Deutsche Marine-Soldaten vor dem U-Boot U31 des Typs 212A. U31 ist Spitzenreiter in Sachen Ausfall. Seit 2014 ist es nicht fahrtüchtig.
Deutsche Marine-Soldaten vor dem U-Boot U31 des Typs 212A. U31 ist Spitzenreiter in Sachen Ausfall. Seit 2014 ist es nicht fahrtüchtig.
Foto: Fabrizio Bensch / REUTERS
  • Die deutsche Marine macht unfreiwillig Ferien
  • Keines der sechs U-Boote soll fahrtüchtig sein
  • Wäre also gut, wenn der Ernstfall nicht gerade jetzt eintritt

Berlin.  Sturmgewehre, die schlecht treffen, löchrige Hubschrauber, fehlende Ersatzteile: Immer wieder fällt die Bundeswehr durch mangelhafte Ausstattung auf. Die Pannenserie setzt sich fort. Wie der „Stern“ berichtet, ist derzeit die komplette U-Boot-Flotte lahmgelegt. Keines der sechs U-Boote vom Typ 212A sei einsatzbereit, Reparaturen liefen nur schleppend. In diesem Monat soll nun eines von ihnen wieder fahrtüchtig werden – nach mehr als drei Jahren.

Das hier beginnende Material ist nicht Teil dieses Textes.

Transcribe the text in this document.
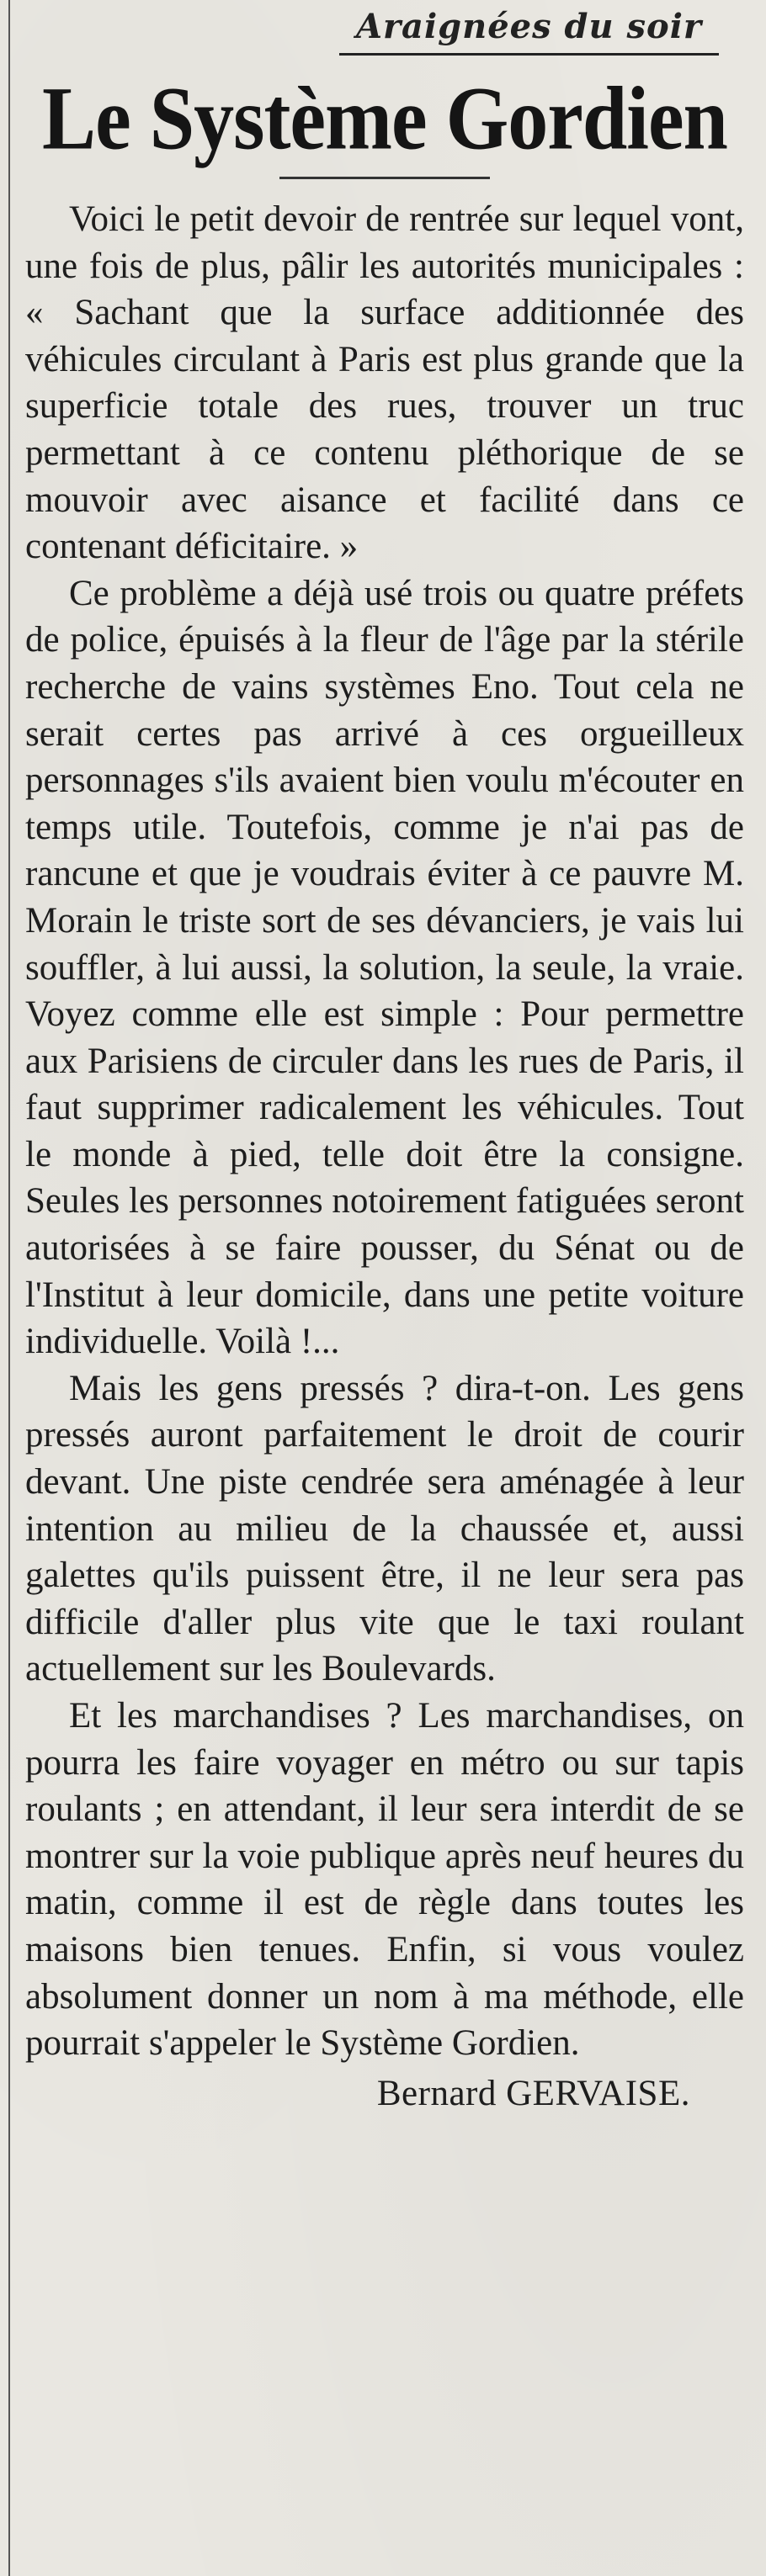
Araignées du soir
Le Système Gordien

Voici le petit devoir de rentrée sur lequel vont, une fois de plus, pâlir les autorités municipales : « Sachant que la surface additionnée des véhicules circulant à Paris est plus grande que la superficie totale des rues, trouver un truc permettant à ce contenu pléthorique de se mouvoir avec aisance et facilité dans ce contenant déficitaire. »

Ce problème a déjà usé trois ou quatre préfets de police, épuisés à la fleur de l'âge par la stérile recherche de vains systèmes Eno. Tout cela ne serait certes pas arrivé à ces orgueilleux personnages s'ils avaient bien voulu m'écouter en temps utile. Toutefois, comme je n'ai pas de rancune et que je voudrais éviter à ce pauvre M. Morain le triste sort de ses dévanciers, je vais lui souffler, à lui aussi, la solution, la seule, la vraie. Voyez comme elle est simple : Pour permettre aux Parisiens de circuler dans les rues de Paris, il faut supprimer radicalement les véhicules. Tout le monde à pied, telle doit être la consigne. Seules les personnes notoirement fatiguées seront autorisées à se faire pousser, du Sénat ou de l'Institut à leur domicile, dans une petite voiture individuelle. Voilà !...

Mais les gens pressés ? dira-t-on. Les gens pressés auront parfaitement le droit de courir devant. Une piste cendrée sera aménagée à leur intention au milieu de la chaussée et, aussi galettes qu'ils puissent être, il ne leur sera pas difficile d'aller plus vite que le taxi roulant actuellement sur les Boulevards.

Et les marchandises ? Les marchandises, on pourra les faire voyager en métro ou sur tapis roulants ; en attendant, il leur sera interdit de se montrer sur la voie publique après neuf heures du matin, comme il est de règle dans toutes les maisons bien tenues. Enfin, si vous voulez absolument donner un nom à ma méthode, elle pourrait s'appeler le Système Gordien.

Bernard GERVAISE.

Bundeswehr hat Ersatzteillager eingespart

Laut NDR dauern Reparaturen deshalb so lange, weil sich die Bundeswehr kein eigenes Materialdepot mit Ersatzteilen mehr leistet. Das Lager in Nordfriesland war nach dem Kalten Krieg aus Kostengründen abgeschafft worden.

Die Marine verließ sich darauf, dass die Industrie schon rechtzeitig Ersatzteile bereitstellen würde. Doch da diese nicht mehr direkt bei der ursprünglichen Produktion mithergestellt werden, müssen sie neu produziert werden. Das kostet Zeit. Die Besatzungen verbringen ihre Zeit derweil bei Routinearbeiten im Hafen oder auf der Werft oder in der Kaserne. Das ist kurios, weil die Bundeswehr bei einer aktuellen Nachwuchswerbung eine U-Boot-Kommandantin zeigt.

Es fehlt aber nicht nur an U-Booten

Die aktuelle Lage sei „für die Marine eine Katastrophe“, sagte der Wehrbeauftragte des Bundestages Hans-Peter Bartels dem NDR. „U-Boote sind eine ihrer Fähigkeiten. Da jetzt über Monate keines einsatzklar zu haben, ist, glaube ich, erstmalig in der Geschichte so.“

Andererseits: Selbst wenn alle sechs Boote jetzt einsatzbereit wären, brächte das die Marine nicht weiter. Denn dem Bericht zufolge gibt es nur drei volle Besatzungen. Der Rest werde noch ausgebildet.